Que, estimando la demanda interpuesta por INTEC REVESTIMIENTOS S.A., contra BANCO BILABO VIZCAYA ARGENTARIA S.A., debemos declarar y declaramos:

La nulidad de pleno derecho del Contrato STOCKPYME IV suscrito por la parte el 24 de febrero de 2006.

Derivado de lo anterior que se restituyan recíprocamente ambas partes todos los pagos efectuados a raíz de dicho contrato STOCKPYME IV, que supone el reintegro de la demandada a INTEC de la cantidad de CUATRO MIL CUATROCIENTOS DOS EUROS CON VEINTIDÓS CÉNTIMOS (4.402,22 €) más los intereses legales de dicha cantidad desde la fecha de su cargo en cuenta.

La nulidad de pleno derecho del Contrato SWAP nº B00002288106.
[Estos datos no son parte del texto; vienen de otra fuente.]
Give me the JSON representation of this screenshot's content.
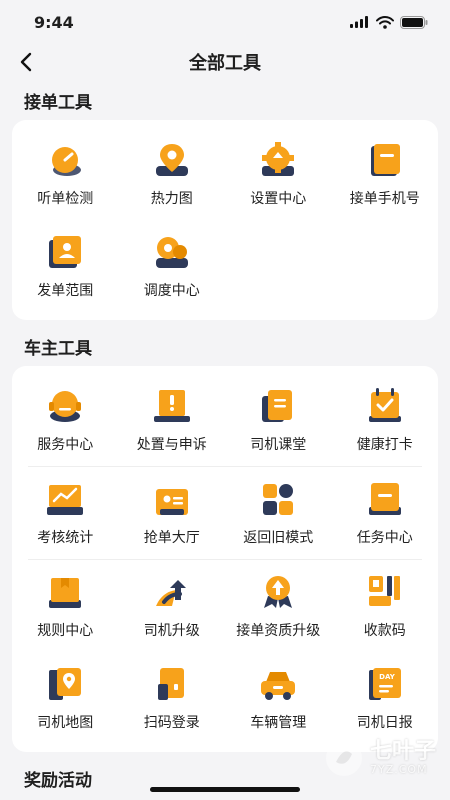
{
  "status": {
    "time": "9:44"
  },
  "header": {
    "title": "全部工具"
  },
  "sections": [
    {
      "title": "接单工具",
      "rows": [
        [
          {
            "label": "听单检测",
            "icon": "gauge-icon"
          },
          {
            "label": "热力图",
            "icon": "map-pin-icon"
          },
          {
            "label": "设置中心",
            "icon": "gear-icon"
          },
          {
            "label": "接单手机号",
            "icon": "phone-card-icon"
          }
        ],
        [
          {
            "label": "发单范围",
            "icon": "range-icon"
          },
          {
            "label": "调度中心",
            "icon": "dispatch-icon"
          }
        ]
      ]
    },
    {
      "title": "车主工具",
      "rows": [
        [
          {
            "label": "服务中心",
            "icon": "headset-icon"
          },
          {
            "label": "处置与申诉",
            "icon": "alert-laptop-icon"
          },
          {
            "label": "司机课堂",
            "icon": "book-icon"
          },
          {
            "label": "健康打卡",
            "icon": "calendar-check-icon"
          }
        ],
        [
          {
            "label": "考核统计",
            "icon": "chart-board-icon"
          },
          {
            "label": "抢单大厅",
            "icon": "hall-icon"
          },
          {
            "label": "返回旧模式",
            "icon": "mode-icon"
          },
          {
            "label": "任务中心",
            "icon": "task-icon"
          }
        ],
        [
          {
            "label": "规则中心",
            "icon": "rule-box-icon"
          },
          {
            "label": "司机升级",
            "icon": "upgrade-icon"
          },
          {
            "label": "接单资质升级",
            "icon": "badge-upgrade-icon"
          },
          {
            "label": "收款码",
            "icon": "qr-icon"
          }
        ],
        [
          {
            "label": "司机地图",
            "icon": "map-icon"
          },
          {
            "label": "扫码登录",
            "icon": "scan-login-icon"
          },
          {
            "label": "车辆管理",
            "icon": "car-icon"
          },
          {
            "label": "司机日报",
            "icon": "daily-report-icon"
          }
        ]
      ]
    },
    {
      "title": "奖励活动",
      "rows": []
    }
  ],
  "watermark": {
    "name": "七叶子",
    "site": "7YZ.COM"
  },
  "colors": {
    "accent": "#F7A21B",
    "accent_dark": "#E48A00",
    "shadow": "#2E3A59"
  }
}
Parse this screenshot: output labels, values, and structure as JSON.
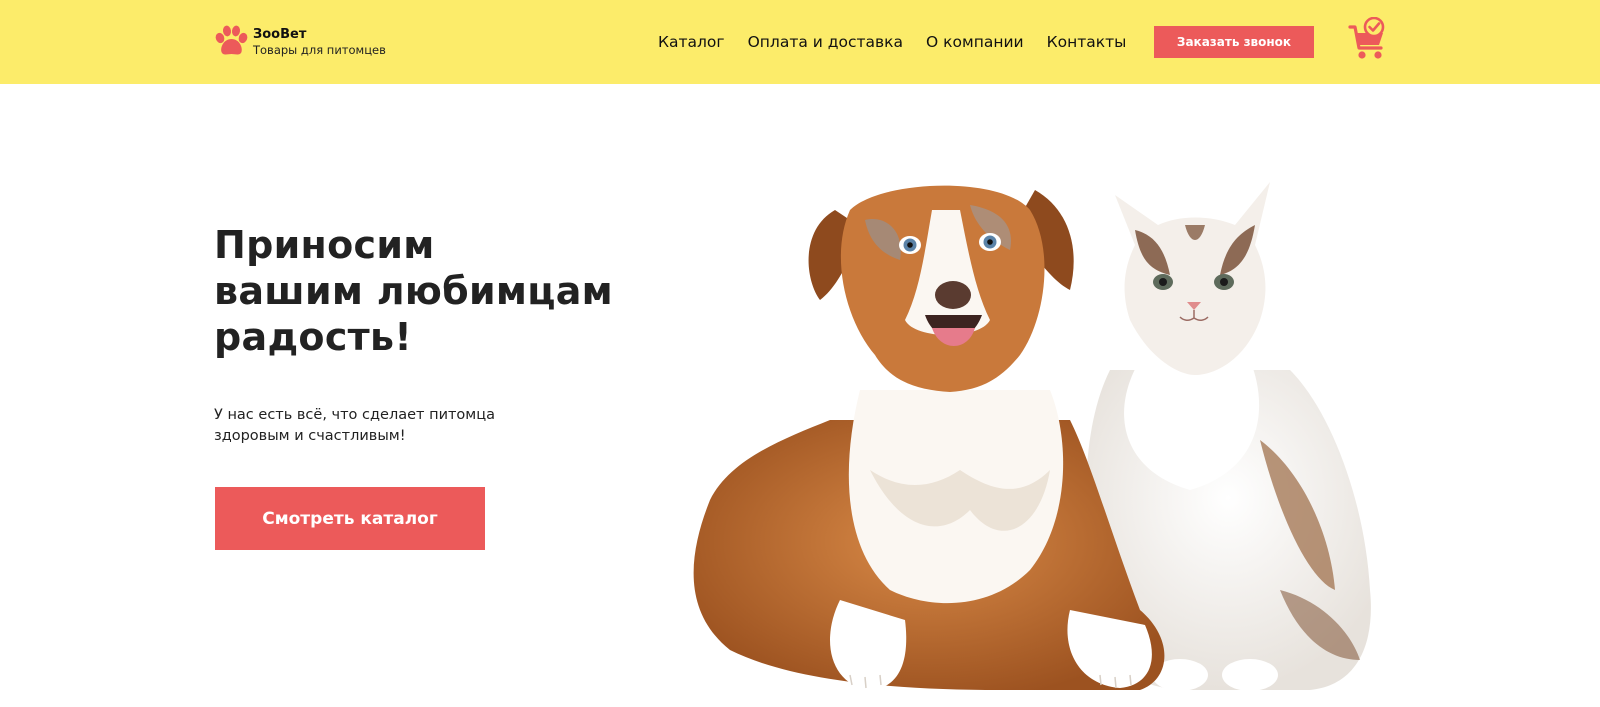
{
  "header": {
    "logo": {
      "icon": "paw-icon",
      "name": "ЗооВет",
      "tagline": "Товары для питомцев"
    },
    "nav": [
      {
        "label": "Каталог"
      },
      {
        "label": "Оплата и доставка"
      },
      {
        "label": "О компании"
      },
      {
        "label": "Контакты"
      }
    ],
    "call_button": "Заказать звонок",
    "cart_icon": "shopping-cart-check-icon"
  },
  "hero": {
    "title_lines": [
      "Приносим",
      "вашим любимцам",
      "радость!"
    ],
    "subtitle_lines": [
      "У нас есть всё, что сделает питомца",
      "здоровым и счастливым!"
    ],
    "cta": "Смотреть каталог",
    "image": "dog-and-cat-photo"
  },
  "colors": {
    "header_bg": "#fcec6a",
    "accent": "#ec5a5a",
    "text": "#222222"
  }
}
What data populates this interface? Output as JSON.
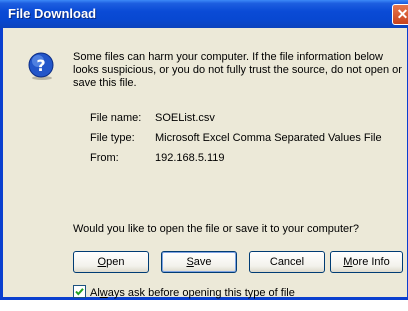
{
  "dialog": {
    "title": "File Download",
    "close_glyph": "✕",
    "warning_text": "Some files can harm your computer. If the file information below looks suspicious, or you do not fully trust the source, do not open or save this file.",
    "file": {
      "name_label": "File name:",
      "name_value": "SOEList.csv",
      "type_label": "File type:",
      "type_value": "Microsoft Excel Comma Separated Values File",
      "from_label": "From:",
      "from_value": "192.168.5.119"
    },
    "question": "Would you like to open the file or save it to your computer?",
    "buttons": {
      "open": {
        "accel": "O",
        "rest": "pen"
      },
      "save": {
        "accel": "S",
        "rest": "ave"
      },
      "cancel": {
        "label": "Cancel"
      },
      "more_info": {
        "accel": "M",
        "rest": "ore Info"
      }
    },
    "checkbox": {
      "checked": true,
      "pre": "Al",
      "accel": "w",
      "rest": "ays ask before opening this type of file"
    },
    "icon": "question-icon"
  }
}
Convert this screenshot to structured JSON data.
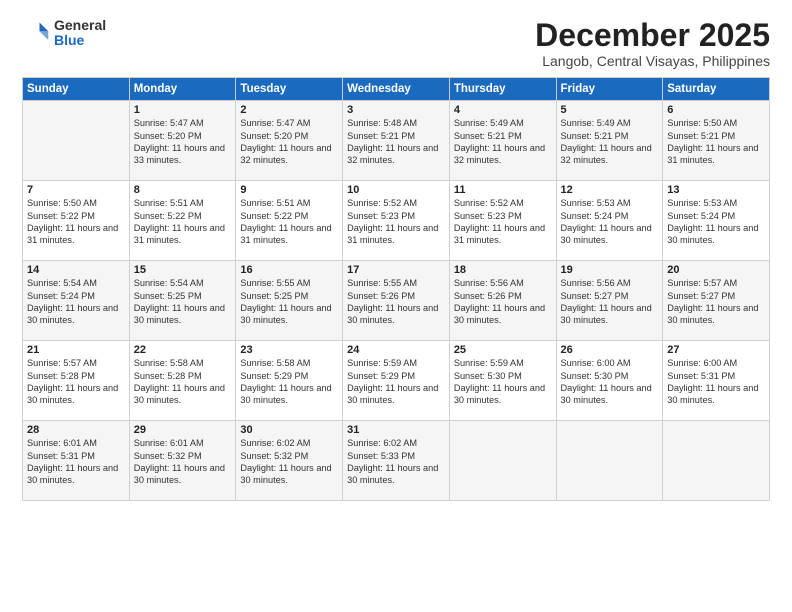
{
  "logo": {
    "general": "General",
    "blue": "Blue"
  },
  "title": "December 2025",
  "subtitle": "Langob, Central Visayas, Philippines",
  "headers": [
    "Sunday",
    "Monday",
    "Tuesday",
    "Wednesday",
    "Thursday",
    "Friday",
    "Saturday"
  ],
  "weeks": [
    [
      {
        "day": "",
        "text": ""
      },
      {
        "day": "1",
        "text": "Sunrise: 5:47 AM\nSunset: 5:20 PM\nDaylight: 11 hours\nand 33 minutes."
      },
      {
        "day": "2",
        "text": "Sunrise: 5:47 AM\nSunset: 5:20 PM\nDaylight: 11 hours\nand 32 minutes."
      },
      {
        "day": "3",
        "text": "Sunrise: 5:48 AM\nSunset: 5:21 PM\nDaylight: 11 hours\nand 32 minutes."
      },
      {
        "day": "4",
        "text": "Sunrise: 5:49 AM\nSunset: 5:21 PM\nDaylight: 11 hours\nand 32 minutes."
      },
      {
        "day": "5",
        "text": "Sunrise: 5:49 AM\nSunset: 5:21 PM\nDaylight: 11 hours\nand 32 minutes."
      },
      {
        "day": "6",
        "text": "Sunrise: 5:50 AM\nSunset: 5:21 PM\nDaylight: 11 hours\nand 31 minutes."
      }
    ],
    [
      {
        "day": "7",
        "text": "Sunrise: 5:50 AM\nSunset: 5:22 PM\nDaylight: 11 hours\nand 31 minutes."
      },
      {
        "day": "8",
        "text": "Sunrise: 5:51 AM\nSunset: 5:22 PM\nDaylight: 11 hours\nand 31 minutes."
      },
      {
        "day": "9",
        "text": "Sunrise: 5:51 AM\nSunset: 5:22 PM\nDaylight: 11 hours\nand 31 minutes."
      },
      {
        "day": "10",
        "text": "Sunrise: 5:52 AM\nSunset: 5:23 PM\nDaylight: 11 hours\nand 31 minutes."
      },
      {
        "day": "11",
        "text": "Sunrise: 5:52 AM\nSunset: 5:23 PM\nDaylight: 11 hours\nand 31 minutes."
      },
      {
        "day": "12",
        "text": "Sunrise: 5:53 AM\nSunset: 5:24 PM\nDaylight: 11 hours\nand 30 minutes."
      },
      {
        "day": "13",
        "text": "Sunrise: 5:53 AM\nSunset: 5:24 PM\nDaylight: 11 hours\nand 30 minutes."
      }
    ],
    [
      {
        "day": "14",
        "text": "Sunrise: 5:54 AM\nSunset: 5:24 PM\nDaylight: 11 hours\nand 30 minutes."
      },
      {
        "day": "15",
        "text": "Sunrise: 5:54 AM\nSunset: 5:25 PM\nDaylight: 11 hours\nand 30 minutes."
      },
      {
        "day": "16",
        "text": "Sunrise: 5:55 AM\nSunset: 5:25 PM\nDaylight: 11 hours\nand 30 minutes."
      },
      {
        "day": "17",
        "text": "Sunrise: 5:55 AM\nSunset: 5:26 PM\nDaylight: 11 hours\nand 30 minutes."
      },
      {
        "day": "18",
        "text": "Sunrise: 5:56 AM\nSunset: 5:26 PM\nDaylight: 11 hours\nand 30 minutes."
      },
      {
        "day": "19",
        "text": "Sunrise: 5:56 AM\nSunset: 5:27 PM\nDaylight: 11 hours\nand 30 minutes."
      },
      {
        "day": "20",
        "text": "Sunrise: 5:57 AM\nSunset: 5:27 PM\nDaylight: 11 hours\nand 30 minutes."
      }
    ],
    [
      {
        "day": "21",
        "text": "Sunrise: 5:57 AM\nSunset: 5:28 PM\nDaylight: 11 hours\nand 30 minutes."
      },
      {
        "day": "22",
        "text": "Sunrise: 5:58 AM\nSunset: 5:28 PM\nDaylight: 11 hours\nand 30 minutes."
      },
      {
        "day": "23",
        "text": "Sunrise: 5:58 AM\nSunset: 5:29 PM\nDaylight: 11 hours\nand 30 minutes."
      },
      {
        "day": "24",
        "text": "Sunrise: 5:59 AM\nSunset: 5:29 PM\nDaylight: 11 hours\nand 30 minutes."
      },
      {
        "day": "25",
        "text": "Sunrise: 5:59 AM\nSunset: 5:30 PM\nDaylight: 11 hours\nand 30 minutes."
      },
      {
        "day": "26",
        "text": "Sunrise: 6:00 AM\nSunset: 5:30 PM\nDaylight: 11 hours\nand 30 minutes."
      },
      {
        "day": "27",
        "text": "Sunrise: 6:00 AM\nSunset: 5:31 PM\nDaylight: 11 hours\nand 30 minutes."
      }
    ],
    [
      {
        "day": "28",
        "text": "Sunrise: 6:01 AM\nSunset: 5:31 PM\nDaylight: 11 hours\nand 30 minutes."
      },
      {
        "day": "29",
        "text": "Sunrise: 6:01 AM\nSunset: 5:32 PM\nDaylight: 11 hours\nand 30 minutes."
      },
      {
        "day": "30",
        "text": "Sunrise: 6:02 AM\nSunset: 5:32 PM\nDaylight: 11 hours\nand 30 minutes."
      },
      {
        "day": "31",
        "text": "Sunrise: 6:02 AM\nSunset: 5:33 PM\nDaylight: 11 hours\nand 30 minutes."
      },
      {
        "day": "",
        "text": ""
      },
      {
        "day": "",
        "text": ""
      },
      {
        "day": "",
        "text": ""
      }
    ]
  ]
}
Derivado de lo anterior que se restituyan recíprocamente ambas partes todos los pagos efectuados a raíz de dicho contrato SWAP nº B00002288106, que supone la reintegración de la demandada a INTEC de la cantidad de SETENTA Y CINCO MIL CUARENTA Y TRES EUROS CON CINCUENTA Y CINCO CÉNTIMOS (75.043,55 €), más el importe de las futuras liquidaciones que se practiquen tras la presentación de la demanda, más los intereses legales de dicha cantidad desde la fecha de su cargo en cuenta.

La nulidad de pleno derecho del Contrato SWAP nº B00002722152.

Derivado de lo anterior que se restituyan recíprocamente ambas partes todos los pagos efectuados a raíz de dicho contrato SWAP nº B00002722152, que supone la reintegración de la demandada a INTEC de la cantidad de CUARENTA Y SIETE MIL QUINIENTOS SIETE EUROS CON CATORCE CÉNTIMOS (47.507,14 €), más el importe de las futuras liquidaciones que se practiquen tras la presentación de la demanda, más los intereses legales de dicha cantidad desde la fecha de su cargo en cuenta.

Con expresa condena, a la parte demandada, de las costas causadas en la primera instancia.

No se hace especial pronunciamiento en cuanto a las costas generadas por el presente recurso.

Así, por esta nuestra Sentencia, lo pronunciamos, mandamos y firmamos.

PUBLICACION.- Firmada la anterior resolución es entregada en esta Secretaría para su notificación, dándose publicidad en legal forma, y se expide certificación literal de la misma para su unión al rollo. Certifico.